The requirement of including investment income in future rate filings is little more than a reminder to VHSC of the broad and general accounting principles that already apply to VHSC's rate filings. Should VHSC have specific questions about the nature of the accounting procedures required to place its current practices in conformity *1150 with the norm suggested by the supplemental order, those questions would be best addressed in the context of specific future filings rather than in the present action. The order in its current form invades no protected interest of VHSC and will stand.

Affirmed.

NOTES

[1] 8 V.S.A. § 4513(c) states in part:

In connection with a rate decision, the commissioner may also make reasonable supplemental orders to the corporation and may attach reasonable conditions and limitations to such orders as he [or she] finds, on the basis of competent and substantial evidence, necessary to insure that benefits and services are provided at minimum cost under efficient and economical management of the corporation.

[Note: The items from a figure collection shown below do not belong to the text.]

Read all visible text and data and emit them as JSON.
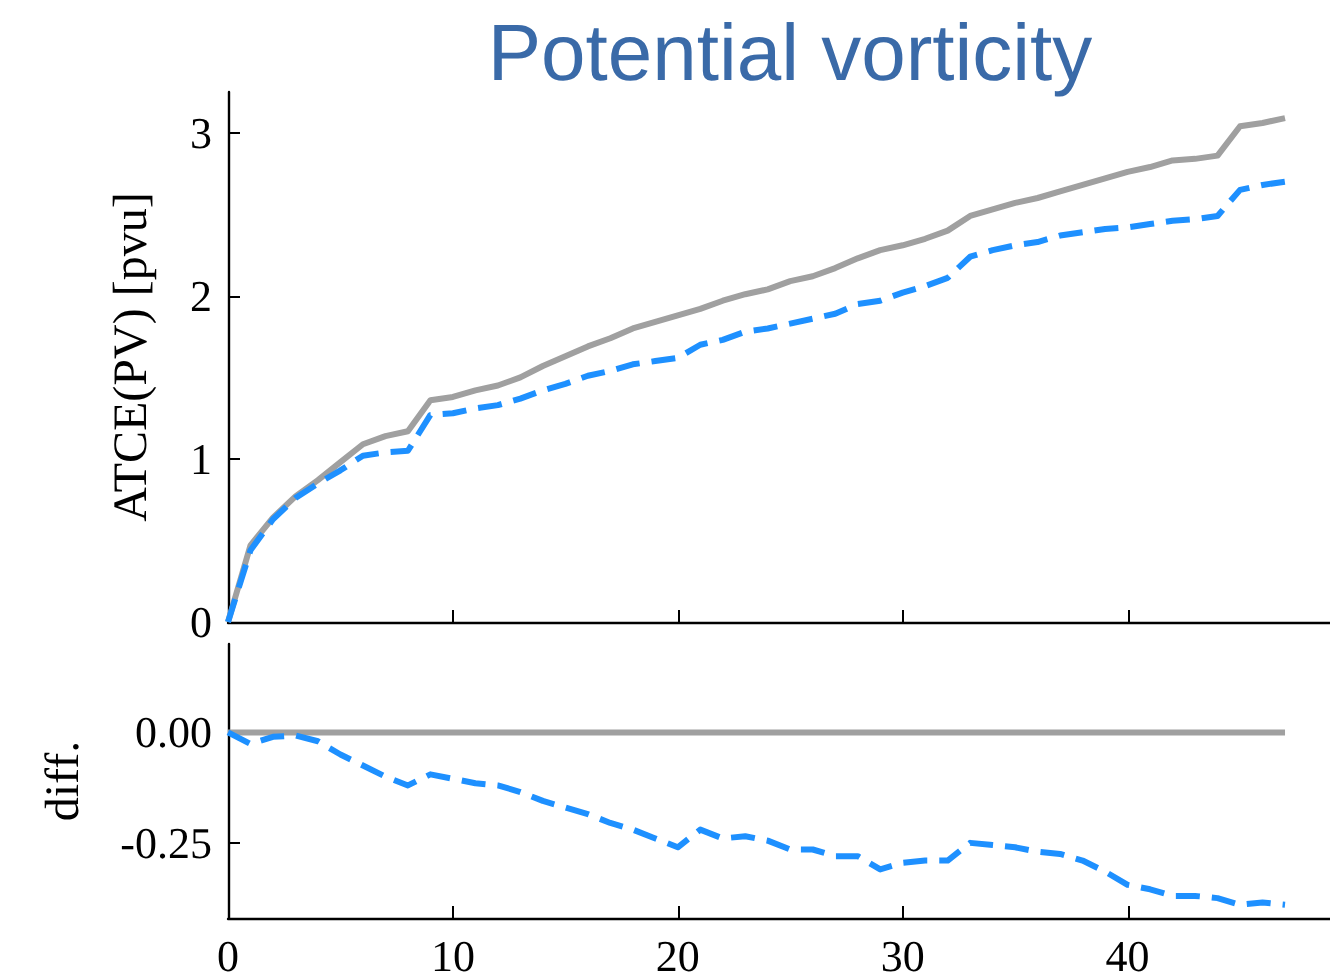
{
  "chart_data": [
    {
      "type": "line",
      "title": "Potential vorticity",
      "ylabel": "ATCE(PV) [pvu]",
      "x": [
        0,
        1,
        2,
        3,
        4,
        5,
        6,
        7,
        8,
        9,
        10,
        11,
        12,
        13,
        14,
        15,
        16,
        17,
        18,
        19,
        20,
        21,
        22,
        23,
        24,
        25,
        26,
        27,
        28,
        29,
        30,
        31,
        32,
        33,
        34,
        35,
        36,
        37,
        38,
        39,
        40,
        41,
        42,
        43,
        44,
        45,
        46,
        47
      ],
      "xlim": [
        0,
        49
      ],
      "xticks": [
        0,
        10,
        20,
        30,
        40
      ],
      "ylim": [
        0,
        3.25
      ],
      "yticks": [
        0,
        1,
        2,
        3
      ],
      "tick_labels": "y",
      "marker": "none",
      "grid": false,
      "series": [
        {
          "color": "#a0a0a0",
          "line_style": "solid",
          "values": [
            0,
            0.47,
            0.64,
            0.77,
            0.87,
            0.98,
            1.09,
            1.14,
            1.17,
            1.36,
            1.38,
            1.42,
            1.45,
            1.5,
            1.57,
            1.63,
            1.69,
            1.74,
            1.8,
            1.84,
            1.88,
            1.92,
            1.97,
            2.01,
            2.04,
            2.09,
            2.12,
            2.17,
            2.23,
            2.28,
            2.31,
            2.35,
            2.4,
            2.49,
            2.53,
            2.57,
            2.6,
            2.64,
            2.68,
            2.72,
            2.76,
            2.79,
            2.83,
            2.84,
            2.86,
            3.04,
            3.06,
            3.09
          ]
        },
        {
          "color": "#1e90ff",
          "line_style": "dashed",
          "values": [
            0,
            0.44,
            0.63,
            0.76,
            0.85,
            0.93,
            1.02,
            1.04,
            1.05,
            1.27,
            1.28,
            1.31,
            1.33,
            1.37,
            1.42,
            1.46,
            1.51,
            1.54,
            1.58,
            1.6,
            1.62,
            1.7,
            1.73,
            1.78,
            1.8,
            1.83,
            1.86,
            1.89,
            1.95,
            1.97,
            2.02,
            2.06,
            2.11,
            2.24,
            2.28,
            2.31,
            2.33,
            2.37,
            2.39,
            2.41,
            2.42,
            2.44,
            2.46,
            2.47,
            2.49,
            2.65,
            2.68,
            2.7
          ]
        }
      ]
    },
    {
      "type": "line",
      "ylabel": "diff.",
      "x": [
        0,
        1,
        2,
        3,
        4,
        5,
        6,
        7,
        8,
        9,
        10,
        11,
        12,
        13,
        14,
        15,
        16,
        17,
        18,
        19,
        20,
        21,
        22,
        23,
        24,
        25,
        26,
        27,
        28,
        29,
        30,
        31,
        32,
        33,
        34,
        35,
        36,
        37,
        38,
        39,
        40,
        41,
        42,
        43,
        44,
        45,
        46,
        47
      ],
      "xlim": [
        0,
        49
      ],
      "xticks": [
        0,
        10,
        20,
        30,
        40
      ],
      "ylim": [
        -0.42,
        0.2
      ],
      "yticks": [
        {
          "value": 0,
          "label": "0.00"
        },
        {
          "value": -0.25,
          "label": "-0.25"
        }
      ],
      "marker": "none",
      "grid": false,
      "series": [
        {
          "color": "#a0a0a0",
          "line_style": "solid",
          "values": [
            0,
            0,
            0,
            0,
            0,
            0,
            0,
            0,
            0,
            0,
            0,
            0,
            0,
            0,
            0,
            0,
            0,
            0,
            0,
            0,
            0,
            0,
            0,
            0,
            0,
            0,
            0,
            0,
            0,
            0,
            0,
            0,
            0,
            0,
            0,
            0,
            0,
            0,
            0,
            0,
            0,
            0,
            0,
            0,
            0,
            0,
            0,
            0
          ]
        },
        {
          "color": "#1e90ff",
          "line_style": "dashed",
          "values": [
            0,
            -0.026,
            -0.01,
            -0.007,
            -0.02,
            -0.05,
            -0.075,
            -0.1,
            -0.12,
            -0.095,
            -0.105,
            -0.115,
            -0.12,
            -0.135,
            -0.155,
            -0.17,
            -0.185,
            -0.205,
            -0.22,
            -0.24,
            -0.26,
            -0.22,
            -0.24,
            -0.235,
            -0.245,
            -0.265,
            -0.265,
            -0.28,
            -0.28,
            -0.31,
            -0.295,
            -0.29,
            -0.29,
            -0.25,
            -0.255,
            -0.26,
            -0.27,
            -0.275,
            -0.29,
            -0.315,
            -0.345,
            -0.355,
            -0.37,
            -0.37,
            -0.375,
            -0.39,
            -0.385,
            -0.39
          ]
        }
      ]
    }
  ]
}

[2] 3 V.S.A. § 809 states in part:

(a) In a contested case, all parties shall be given an opportunity for hearing after reasonable notice.

(b) The notice shall include:

....

(4) a short and plain statement of the matters at issue. If the agency or other party is unable to state the matters in detail at the time the notice is served, the initial notice may be limited to a statement of the issues involved. Thereafter upon application a more definite and detailed statement shall be furnished.

(c) Opportunity shall be given all parties to respond and present evidence and argument on all issues involved.